Individual after individual. Line by line. In an unbroken chain reaching back to Jesus himself and, with God’s help, extending forward to generations future.  

Faith, Paul seems to suggest, is a gift to be received. But, it is also a thing best tended to and nurtured in community, a thing best shared. We are but stewards of the faith, called then with a holy calling, to guard the good treasure entrusted to us, with the help of the Holy Spirit living in us. 

It is interesting to note that Biblical scholars have effectively challenged the authorship of 2 Timothy. It is unlikely that it was written by Paul. It is, as it turns out, the flames of a coal planted in Paul by God and tended by another and burning through many hands and hearts until it reached us. This is the nature of faith. This is the purpose of Christian community.   
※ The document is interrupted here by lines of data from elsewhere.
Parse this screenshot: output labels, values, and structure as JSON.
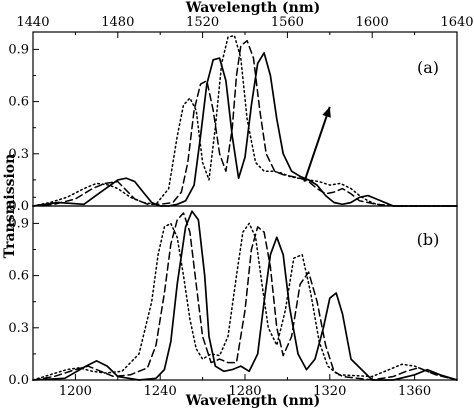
{
  "chart_data": {
    "type": "line",
    "ylabel": "Transmission",
    "line_styles": [
      "solid",
      "dashed",
      "dotted"
    ],
    "panels": [
      {
        "label": "(a)",
        "top_axis": {
          "xlabel": "Wavelength (nm)",
          "xlim": [
            1440,
            1640
          ],
          "ticks": [
            1440,
            1480,
            1520,
            1560,
            1600,
            1640
          ]
        },
        "ylim": [
          0,
          1
        ],
        "yticks": [
          "0.0",
          "0.3",
          "0.6",
          "0.9"
        ],
        "ytick_values": [
          0,
          0.3,
          0.6,
          0.9
        ],
        "arrow": {
          "from": [
            1568,
            0.14
          ],
          "to": [
            1580,
            0.57
          ]
        },
        "series": [
          {
            "style": "solid",
            "x": [
              1440,
              1452,
              1464,
              1472,
              1480,
              1484,
              1488,
              1492,
              1496,
              1500,
              1504,
              1508,
              1512,
              1516,
              1519,
              1522,
              1525,
              1528,
              1531,
              1534,
              1537,
              1540,
              1543,
              1546,
              1549,
              1552,
              1555,
              1558,
              1562,
              1566,
              1570,
              1574,
              1578,
              1582,
              1586,
              1590,
              1594,
              1598,
              1602,
              1610,
              1625,
              1640
            ],
            "y": [
              0.0,
              0.02,
              0.01,
              0.08,
              0.15,
              0.16,
              0.14,
              0.08,
              0.02,
              0.0,
              0.0,
              0.01,
              0.03,
              0.12,
              0.4,
              0.7,
              0.84,
              0.85,
              0.72,
              0.4,
              0.16,
              0.28,
              0.58,
              0.82,
              0.88,
              0.75,
              0.5,
              0.3,
              0.2,
              0.17,
              0.15,
              0.12,
              0.06,
              0.02,
              0.01,
              0.02,
              0.05,
              0.06,
              0.04,
              0.0,
              0.0,
              0.0
            ]
          },
          {
            "style": "dashed",
            "x": [
              1440,
              1450,
              1460,
              1468,
              1474,
              1480,
              1484,
              1488,
              1494,
              1500,
              1506,
              1510,
              1513,
              1516,
              1519,
              1522,
              1525,
              1528,
              1531,
              1534,
              1536,
              1538,
              1541,
              1544,
              1547,
              1550,
              1554,
              1558,
              1562,
              1566,
              1570,
              1574,
              1578,
              1582,
              1586,
              1590,
              1594,
              1598,
              1602,
              1610,
              1625,
              1640
            ],
            "y": [
              0.0,
              0.01,
              0.04,
              0.1,
              0.13,
              0.14,
              0.09,
              0.04,
              0.01,
              0.01,
              0.02,
              0.08,
              0.25,
              0.55,
              0.7,
              0.72,
              0.55,
              0.3,
              0.2,
              0.45,
              0.75,
              0.92,
              0.95,
              0.85,
              0.55,
              0.3,
              0.2,
              0.18,
              0.17,
              0.16,
              0.14,
              0.1,
              0.07,
              0.08,
              0.1,
              0.07,
              0.03,
              0.02,
              0.01,
              0.0,
              0.0,
              0.0
            ]
          },
          {
            "style": "dotted",
            "x": [
              1440,
              1448,
              1456,
              1464,
              1470,
              1476,
              1480,
              1486,
              1492,
              1498,
              1504,
              1508,
              1511,
              1514,
              1517,
              1520,
              1523,
              1526,
              1529,
              1532,
              1535,
              1538,
              1541,
              1545,
              1549,
              1553,
              1557,
              1561,
              1565,
              1570,
              1575,
              1580,
              1585,
              1590,
              1594,
              1598,
              1602,
              1610,
              1625,
              1640
            ],
            "y": [
              0.0,
              0.02,
              0.05,
              0.1,
              0.13,
              0.12,
              0.1,
              0.05,
              0.02,
              0.01,
              0.1,
              0.4,
              0.58,
              0.62,
              0.55,
              0.25,
              0.15,
              0.45,
              0.82,
              0.97,
              0.98,
              0.85,
              0.5,
              0.25,
              0.2,
              0.2,
              0.19,
              0.17,
              0.16,
              0.15,
              0.14,
              0.12,
              0.13,
              0.1,
              0.06,
              0.03,
              0.01,
              0.0,
              0.0,
              0.0
            ]
          }
        ]
      },
      {
        "label": "(b)",
        "bottom_axis": {
          "xlabel": "Wavelength (nm)",
          "xlim": [
            1180,
            1380
          ],
          "ticks": [
            1200,
            1240,
            1280,
            1320,
            1360
          ]
        },
        "ylim": [
          0,
          1
        ],
        "yticks": [
          "0.0",
          "0.3",
          "0.6",
          "0.9"
        ],
        "ytick_values": [
          0,
          0.3,
          0.6,
          0.9
        ],
        "series": [
          {
            "style": "solid",
            "x": [
              1180,
              1195,
              1205,
              1210,
              1215,
              1220,
              1230,
              1238,
              1242,
              1245,
              1248,
              1252,
              1255,
              1258,
              1261,
              1263,
              1266,
              1270,
              1274,
              1278,
              1282,
              1286,
              1289,
              1292,
              1295,
              1298,
              1301,
              1305,
              1309,
              1313,
              1317,
              1320,
              1323,
              1326,
              1330,
              1340,
              1350,
              1360,
              1366,
              1372,
              1380
            ],
            "y": [
              0.0,
              0.01,
              0.08,
              0.11,
              0.08,
              0.02,
              0.0,
              0.01,
              0.06,
              0.22,
              0.55,
              0.88,
              0.97,
              0.92,
              0.6,
              0.25,
              0.08,
              0.05,
              0.06,
              0.08,
              0.05,
              0.15,
              0.45,
              0.72,
              0.82,
              0.72,
              0.42,
              0.15,
              0.06,
              0.12,
              0.3,
              0.47,
              0.5,
              0.38,
              0.12,
              0.0,
              0.0,
              0.03,
              0.06,
              0.03,
              0.0
            ]
          },
          {
            "style": "dashed",
            "x": [
              1180,
              1190,
              1200,
              1206,
              1212,
              1218,
              1226,
              1234,
              1238,
              1242,
              1245,
              1248,
              1251,
              1254,
              1257,
              1260,
              1264,
              1268,
              1272,
              1276,
              1280,
              1283,
              1286,
              1289,
              1292,
              1295,
              1298,
              1302,
              1306,
              1310,
              1314,
              1318,
              1322,
              1326,
              1340,
              1350,
              1356,
              1362,
              1370,
              1380
            ],
            "y": [
              0.0,
              0.02,
              0.06,
              0.08,
              0.05,
              0.02,
              0.03,
              0.07,
              0.2,
              0.5,
              0.78,
              0.92,
              0.96,
              0.85,
              0.55,
              0.25,
              0.1,
              0.12,
              0.1,
              0.1,
              0.4,
              0.75,
              0.88,
              0.85,
              0.65,
              0.3,
              0.14,
              0.25,
              0.55,
              0.62,
              0.45,
              0.2,
              0.05,
              0.02,
              0.0,
              0.02,
              0.05,
              0.07,
              0.03,
              0.0
            ]
          },
          {
            "style": "dotted",
            "x": [
              1180,
              1188,
              1196,
              1202,
              1208,
              1214,
              1222,
              1230,
              1236,
              1239,
              1242,
              1245,
              1248,
              1251,
              1254,
              1257,
              1260,
              1264,
              1268,
              1272,
              1276,
              1279,
              1282,
              1285,
              1288,
              1291,
              1295,
              1299,
              1303,
              1307,
              1311,
              1315,
              1319,
              1324,
              1340,
              1348,
              1354,
              1360,
              1368,
              1380
            ],
            "y": [
              0.0,
              0.03,
              0.06,
              0.07,
              0.05,
              0.04,
              0.05,
              0.15,
              0.45,
              0.72,
              0.88,
              0.9,
              0.82,
              0.6,
              0.35,
              0.18,
              0.12,
              0.15,
              0.14,
              0.25,
              0.6,
              0.85,
              0.9,
              0.82,
              0.55,
              0.3,
              0.2,
              0.4,
              0.7,
              0.72,
              0.5,
              0.22,
              0.08,
              0.03,
              0.02,
              0.06,
              0.09,
              0.08,
              0.04,
              0.0
            ]
          }
        ]
      }
    ]
  }
}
Individual after individual. Line by line. We have come together to guard the good treasure entrusted to us, to tend the fires of faith within us that burn far brighter when met together. When there is joy, it is multiplied. Our hearts fill together. When there is grief, it is multiplied. Our hearts break together. When there is steady faith, its flames burn bright and warm, a beacon of love and hope not only for us but for our neighbors and for the world. 
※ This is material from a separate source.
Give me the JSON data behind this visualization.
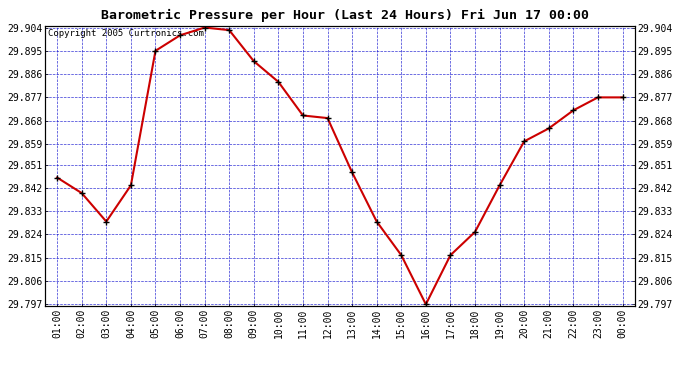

Christ Church, we have a role to play in receiving and reflecting the Christian faith. This is a gift that we have been given, and we are stewarding it for a time with an eye towards a future that we cannot know. How we respond to this gift matters. 
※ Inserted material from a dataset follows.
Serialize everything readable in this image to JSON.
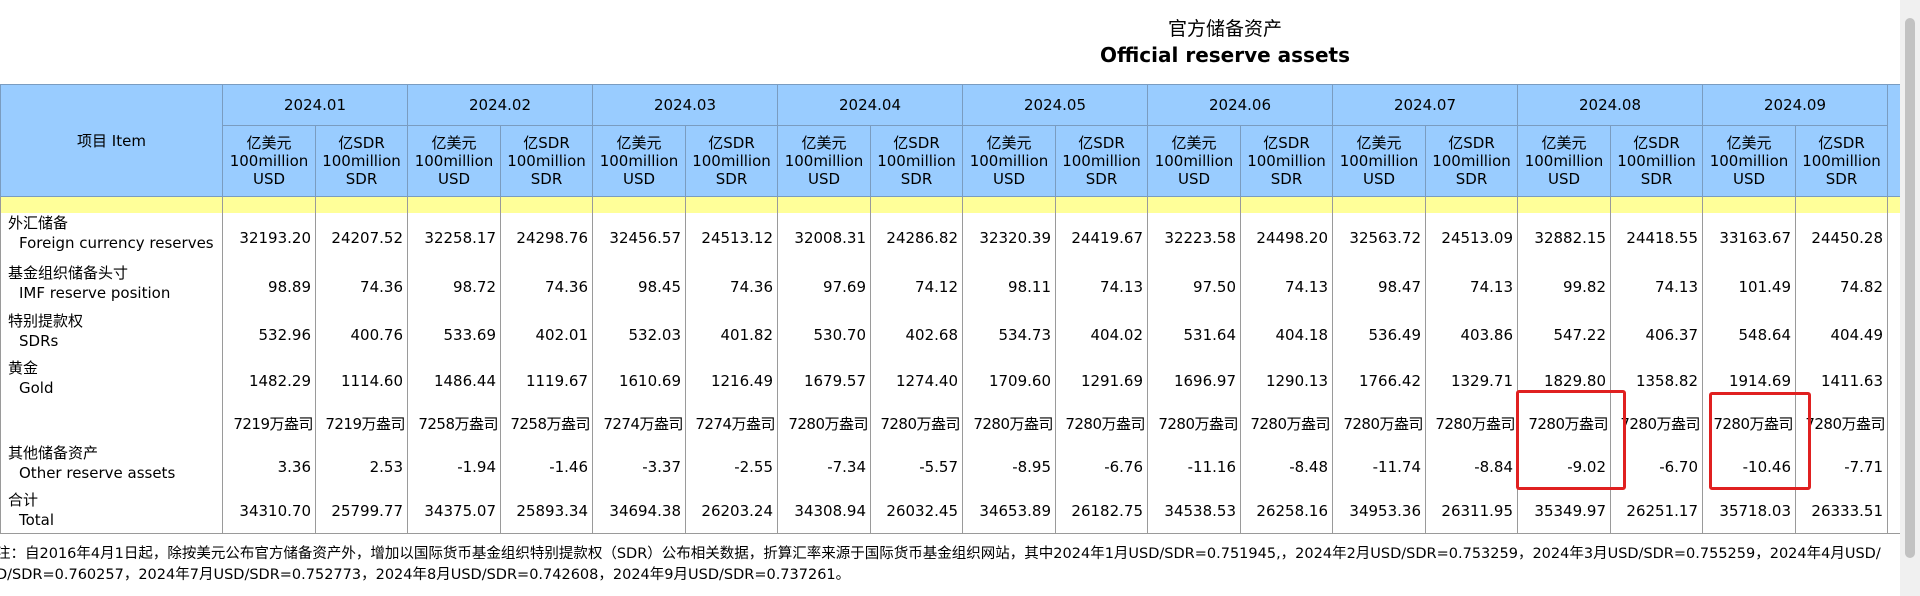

It is stewardship season, but both you and I know that true stewardship knows no season. If we come to think of stewardship as something to be checked off a list, something to be one and done, something relegated to fall giving, we have missed the mark I’m afraid. This season, instead, is a gift. It is a time to think purposefully and prayerfully about what we value, what we hold central in our lives, what we worship. Are we tending the fires that we’d want to burn most brightly?  

Stewardship is the spiritual practice of gratitude. It is the acknowledgment that we have been entrusted with something precious. Something bigger than ourselves. Something calling us to place our trust in God and God’s work in this community. 

If you are sitting here today, you have been called into the life of Christ Church as a participant. You will be accounted for in her books. You will feed at her altar. You are her, a community of believers here in the heart of Georgetown. Know that you are her steward and have a distinct role to play in the fanning the flame of her life. Prayerfully consider how you might serve here, giving your time and talents in ways that stretch you and nourish you, in ways that stretch and nourish the community. And do pledge, because committing financially to the support of Christ Church is an important recognition of the gift that is this Christian community. 

In his book “The Pursuit of God: The Human Thirst for the Divine,” [1] A.W. Tozer writes: 

“Has it ever occurred to you that one hundred pianos all tuned to the same fork are automatically tuned to each other? They are of one accord by being tuned, not to each other, but to another standard to which each one must individually bow. So, one hundred worshippers met together, each one looking away to Christ, are in heart nearer to each other than they could possibly be, were they to become ‘unity’ conscious and turn their eyes away from God to strive for closer fellowship.” 

When the day is done, I will go upstairs and a book will be waiting to record my name as preacher. You will be there too, in the attendance column. One day, we will go on the shelf, and new books will be filled out, and they will go on the shelf, and so on and so forth. 

There is, for me, something profoundly moving about the fact that so many of the souls accounted for in that book have worshipped in this place, all tuned to the same fork, past present and future. Through our good stewardship, and God’s grace, may it continue to be so, forevermore. Amen.  


[1] A.W. Tozer, “The Pursuit of God: The Human Thirst for the Divine,” (Moody: Chicago, 2007).